We constantly bat this around the office, and the question continues to come up. How do you deal with PostgreSQL replication? I'm not even necessarily talking about advanced clusters, just keeping it simple with Master-Slave, Master-MultiSlave, and Master-Master. I find that setting it up for MySQL is typically pretty simple. Failover is straightforward if not perfect, especially for how easy it is to configure. We've played with Slony, but it's a bit too hands on (schema changes require intervention, new databases require intervention, etc). PGPool2 was pretty nice, until a node went down and we couldn't find a graceful way (other than bringing everything down and reseeding the fallen node) to get replication back in sync. Basically here's what I'm typically looking for:

  • Easy setup (I'll settle for difficult setup, but easy to expand)
  • Simplistic failover
  • Bringing a fallen node back in just requires time (i.e. like mysql. Server goes down, you bring it up, and wait for replication to catch up)
  • Schema changes don't break replication
  • Adding a new database to the server is seamless (i.e. like mysql, you can replicate a whole DB server, so a new database is created on the master, it automatically propagates to the slave)

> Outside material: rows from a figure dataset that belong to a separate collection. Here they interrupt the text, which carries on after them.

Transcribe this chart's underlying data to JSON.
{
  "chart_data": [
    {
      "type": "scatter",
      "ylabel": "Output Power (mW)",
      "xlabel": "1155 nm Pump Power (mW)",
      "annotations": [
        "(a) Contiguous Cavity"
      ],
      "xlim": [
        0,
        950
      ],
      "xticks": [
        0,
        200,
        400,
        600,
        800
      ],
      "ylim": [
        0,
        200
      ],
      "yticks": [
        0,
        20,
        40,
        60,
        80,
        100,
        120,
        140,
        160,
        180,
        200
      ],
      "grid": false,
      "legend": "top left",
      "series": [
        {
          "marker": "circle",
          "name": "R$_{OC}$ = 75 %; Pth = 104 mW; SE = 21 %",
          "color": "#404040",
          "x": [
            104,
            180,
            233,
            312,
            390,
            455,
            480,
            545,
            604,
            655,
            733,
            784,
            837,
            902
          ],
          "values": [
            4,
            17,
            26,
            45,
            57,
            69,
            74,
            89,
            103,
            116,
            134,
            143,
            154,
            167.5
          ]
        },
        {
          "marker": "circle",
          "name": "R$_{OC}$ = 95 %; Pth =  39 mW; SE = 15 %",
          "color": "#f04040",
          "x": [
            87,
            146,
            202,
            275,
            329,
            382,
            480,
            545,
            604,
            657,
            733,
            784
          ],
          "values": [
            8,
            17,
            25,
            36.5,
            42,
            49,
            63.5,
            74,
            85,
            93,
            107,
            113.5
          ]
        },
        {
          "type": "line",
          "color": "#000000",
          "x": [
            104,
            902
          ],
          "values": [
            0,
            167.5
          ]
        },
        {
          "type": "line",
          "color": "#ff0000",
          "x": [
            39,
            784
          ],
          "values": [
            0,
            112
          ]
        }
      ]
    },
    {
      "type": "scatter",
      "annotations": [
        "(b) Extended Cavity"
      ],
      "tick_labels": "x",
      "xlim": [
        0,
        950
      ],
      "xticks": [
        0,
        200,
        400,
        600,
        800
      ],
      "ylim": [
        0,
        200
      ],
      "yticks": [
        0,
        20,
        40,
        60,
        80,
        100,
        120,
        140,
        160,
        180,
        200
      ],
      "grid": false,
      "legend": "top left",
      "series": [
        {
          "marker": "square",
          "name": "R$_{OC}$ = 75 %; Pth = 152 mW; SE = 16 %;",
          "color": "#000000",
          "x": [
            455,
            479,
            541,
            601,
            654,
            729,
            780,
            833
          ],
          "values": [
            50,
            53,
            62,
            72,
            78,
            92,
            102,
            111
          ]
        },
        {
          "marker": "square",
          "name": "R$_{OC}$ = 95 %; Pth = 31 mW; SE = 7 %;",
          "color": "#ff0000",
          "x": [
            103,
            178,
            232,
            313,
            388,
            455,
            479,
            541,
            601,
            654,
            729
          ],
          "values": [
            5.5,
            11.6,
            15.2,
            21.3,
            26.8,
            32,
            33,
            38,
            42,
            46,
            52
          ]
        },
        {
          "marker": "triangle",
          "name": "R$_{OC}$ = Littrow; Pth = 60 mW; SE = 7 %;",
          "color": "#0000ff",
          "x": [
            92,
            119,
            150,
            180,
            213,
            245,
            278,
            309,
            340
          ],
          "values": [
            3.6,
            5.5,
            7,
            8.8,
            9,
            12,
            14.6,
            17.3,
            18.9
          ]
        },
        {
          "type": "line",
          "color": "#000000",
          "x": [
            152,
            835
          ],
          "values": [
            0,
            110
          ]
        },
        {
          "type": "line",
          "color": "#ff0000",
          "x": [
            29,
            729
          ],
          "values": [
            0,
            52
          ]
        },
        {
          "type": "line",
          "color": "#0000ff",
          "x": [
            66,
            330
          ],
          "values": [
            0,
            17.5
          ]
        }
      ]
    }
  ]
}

MySQL handles most of these fairly well, but I hold a certain fondness for PostgreSQL. Besides, we have some situations where it's our only option, and we'd like to add replication to the mix. What are you using currently, and how do you feel about your solution? This isn't a MySQL versus PostgreSQL post, I promise, because that's not what I'm trying to start. :)


Solution 1:

Short answer - there's no such solution yet for PostgreSQL if you need online readonly slaves.

There're two major development projects currently going on in this area which are included in PostgreSQL 9.0 (Spring/Summer 2010), namely:

  • Synchronous Replication:

http://wiki.postgresql.org/wiki/NTT's_Development_Projects

  • Read only hot standby slaves:

http://wiki.postgresql.org/wiki/Hot_Standby

which in combination aim to achieve the ease of use of MySQL-style replication minus the bugs/issues MySQL has plus the reliability users know from PostgreSQL.

All of this was kicked off by a manifest from the PostgreSQL Core Team in 2008:

http://archives.postgresql.org/pgsql-hackers/2008-05/msg00913.php

The PostgreSQL replication solutions to this day with the largest user base are Slony-I (more expensive for writes, makes schema changes fiddly), WAL shipping/walmgr (Slaves can't be used online) and pgQ/londiste from Skype/Skytools (more tools/building blocks than a finished solution).

I've written a few things on Log Shipping, walmgr and Slony-I, see

http://blogs.amd.co.at/mt/mt-search.cgi?blog_id=1&tag=pgrep&limit=20 for more information.

Solution 2:

And to throw another solution into the ring: rubyrep.

To compare with your requirements:

  • Easy setup
    Yes, that's actually the primary focus of rubyrep.
  • Simplistic failover
    Yes. In fact rubyrep does master-master replication - to fail over, no action is necessary at all. Just start using the other database.
  • Schema changes don't break replication
    Yes.
    For non-primary key changes replication doesn't even have to stop (but make sure the schema is changes on both sides at the same time)
    To add / remove tables, simply restart the replication daemon. Only changing the primary key column of a table takes a bit of effort.
  • Adding a new database to the server is seamless (i.e. like mysql, you can replicate a whole DB server, so a new database is created on the master, it automatically propagates to the slave)
    This is only supported in a limited way: each rubyrep setup replicates only one database at a time. (But it is very easy to set up replication for more than one database.)

Solution 3:

You didn't mention having a hot read-slave as a requirement, so I'm going to propose using Heartbeat with either shared storage or DRBD. It just does the right thing and administration is a breeze. It's the Linux equivalent of older Microsoft SQL Server clustering. One node is active and the other node is passive while the data is shared between the two. You don't have to worry about SQL-based replication because it's all handled lower down at the block level.

Seriously, it's by far the best solution if you don't need read slaves. The WAL archive stuff was hokey at best and you must set everything up again if you ever disrupt the shipping process for a server reboot. slony and londiste don't cut the mustard. If you want to stay on the main source tree and not go commercial, Heartbeat is your best bet.

Solution 4:

From your requirements it seems that PITR is easiest way to solve your problem:

On-line backup and point-in-time recovery (PITR)

You didn't say that you need to query slave server, so PITR might be just right.

It's standard part of PostgreSQL from version 8.0 so you probably already have everything needed to get it up and running.

If you find instructions too verbose, take a look at SkyTools WalMgr which will make process of creating/failover to hot-standby data single command task.

For more complex replication scenarios, I had good experience Slony-1, but PostgreSQL has many good replication/HA options available.